Estamos habitando uma casa da qual o único que conhecemos é a janela,
e da janela para fora. O que acontece dentro da casa, quais são os
outros integrantes desse espaço, qual é a dinâmica que se estabelece
dentro desse espaço, a gente simplesmente ignora. Utilizamos as coisas
para obter reconhecimento dos outros, e esse reconhecimento parece
conferir a nós a sensação de termos direito, de sermos merecedores da
vida. E tudo fica encapsulado entre o teto de nossos cabelos e o chão de
nossos sapatos. Mas a vida é algo que vai além disso. A vida não
acontece apenas entre nossos cabelos e nossa planta do pé.
OP – Fale desses valores essenciais, daquilo que está dentro da casa e que a gente não conhece…

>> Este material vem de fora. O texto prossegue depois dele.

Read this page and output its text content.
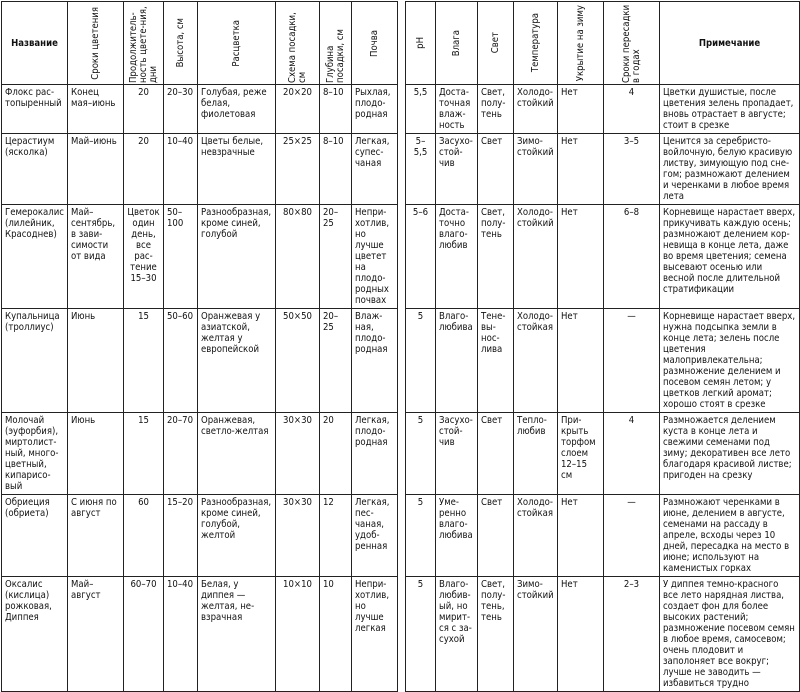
Название	Сроки цветения	Продолжитель-ность цвете-ния, дни	Высота, см	Расцветка	Схема посадки, см	Глубина посадки, см	Почва		pH	Влага	Свет	Температура	Укрытие на зиму	Сроки пересадки в годах	Примечание
Флокс растопыренный	Конец мая–июнь	20	20–30	Голубая, реже белая, фиолетовая	20×20	8–10	Рыхлая, плодородная		5,5	Достаточная влажность	Свет, полутень	Холодостойкий	Нет	4	Цветки душистые, после цветения зелень пропадает, вновь отрастает в августе; стоит в срезке
Церастиум (ясколка)	Май–июнь	20	10–40	Цветы белые, невзрачные	25×25	8–10	Легкая, супесчаная		5–5,5	Засухостойчив	Свет	Зимостойкий	Нет	3–5	Ценится за серебристо-войлочную, белую красивую листву, зимующую под снегом; размножают делением и черенками в любое время лета
Гемерокалис (лилейник, Красоднев)	Май–сентябрь, в зависимости от вида	Цветок один день, все растение 15–30	50–100	Разнообразная, кроме синей, голубой	80×80	20–25	Неприхотлив, но лучше цветет на плодородных почвах		5–6	Достаточно влаголюбив	Свет, полутень	Холодостойкий	Нет	6–8	Корневище нарастает вверх, прикучивать каждую осень; размножают делением корневища в конце лета, даже во время цветения; семена высевают осенью или весной после длительной стратификации
Купальница (троллиус)	Июнь	15	50–60	Оранжевая у азиатской, желтая у европейской	50×50	20–25	Влажная, плодородная		5	Влаголюбива	Теневынослива	Холодостойкая	Нет	—	Корневище нарастает вверх, нужна подсыпка земли в конце лета; зелень после цветения малопривлекательна; размножение делением и посевом семян летом; у цветков легкий аромат; хорошо стоят в срезке
Молочай (эуфорбия), миртолистный, многоцветный, кипарисовый	Июнь	15	20–70	Оранжевая, светло-желтая	30×30	20	Легкая, плодородная		5	Засухостойчив	Свет	Теплолюбив	Прикрыть торфом слоем 12–15 см	4	Размножается делением куста в конце лета и свежими семенами под зиму; декоративен все лето благодаря красивой листве; пригоден на срезку
Обриеция (обриета)	С июня по август	60	15–20	Разнообразная, кроме синей, голубой, желтой	30×30	12	Легкая, песчаная, удобренная		5	Умеренно влаголюбива	Свет	Холодостойкая	Нет	—	Размножают черенками в июне, делением в августе, семенами на рассаду в апреле, всходы через 10 дней, пересадка на место в июне; используют на каменистых горках
Оксалис (кислица) рожковая, Диппея	Май–август	60–70	10–40	Белая, у диппея — желтая, невзрачная	10×10	10	Неприхотлив, но лучше легкая		5	Влаголюбивый, но мирится с засухой	Свет, полутень, тень	Зимостойкий	Нет	2–3	У диппея темно-красного все лето нарядная листва, создает фон для более высоких растений; размножение посевом семян в любое время, самосевом; очень плодовит и заполоняет все вокруг; лучше не заводить — избавиться трудно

LD – Para que haja a vida – a gente hoje sabe muito
bem, porque temos trabalhos extraordinários no campo da biologia, da
neurociência – é preciso uma teia de relações. Não existe vida sem
relação. Não existe vida no isolamento. Ou seja, o individualismo, por
si só, é uma contradição da vida. A vida existe enquanto há uma dinâmica
constante de manutenção, sustentação das relações e promoção de novas
relações. Um ecossistema é tanto mais rico quanto mais variedade de vida
exista dentro dele e quanto maior conectividade possa existir entre
essas vidas.
Quando falamos num repertório de valores essenciais, estamos nos
referindo a um repertório de valores sustentados por essa teia, e que
por sua vez a sustentam. Quanto mais nos distanciamos disso, mais
repercussões dolorosas e ruídos no sistema irão acontecer. No humano, a
relação se manifesta não apenas pela vinculação imediata de afetos, mas
também pelos princípios de empatia, de solidariedade, de cooperação;
pelos princípios do partilhamento, da compreensão de estarmos imersos em
uma comunidade viva que nos sustenta.
Nenhum de nós se fez sozinho. A espécie humana, dentre os seres
vivos, é a que mais demora a adquirir autonomia e independência. Para
nos movermos no berço, precisamos de três ou quatro meses. Se não houver
alguém dando conta da nossa existência, sequer conseguimos nos virar no
berço. Para ficar em pé, quase um ano. Para ter minimamente um
discernimento do que posso e o que não posso ingerir – aquilo que põe em
perigo a minha vida e aquilo que sustenta a minha vida –, serão seis ou
sete anos. Para adquirir maturidade biológica, ou capacidade de
procriar, 11, 12, 13 anos. E para ter maturidade psicológica nos vão
minimamente 16, 17 anos, se é que alguma vez a atingimos. Muitas vezes a
gente vê criançonas de cabelos brancos, no sentido de não serem capazes
de se responsabilizar pelos efeitos dos próprios atos.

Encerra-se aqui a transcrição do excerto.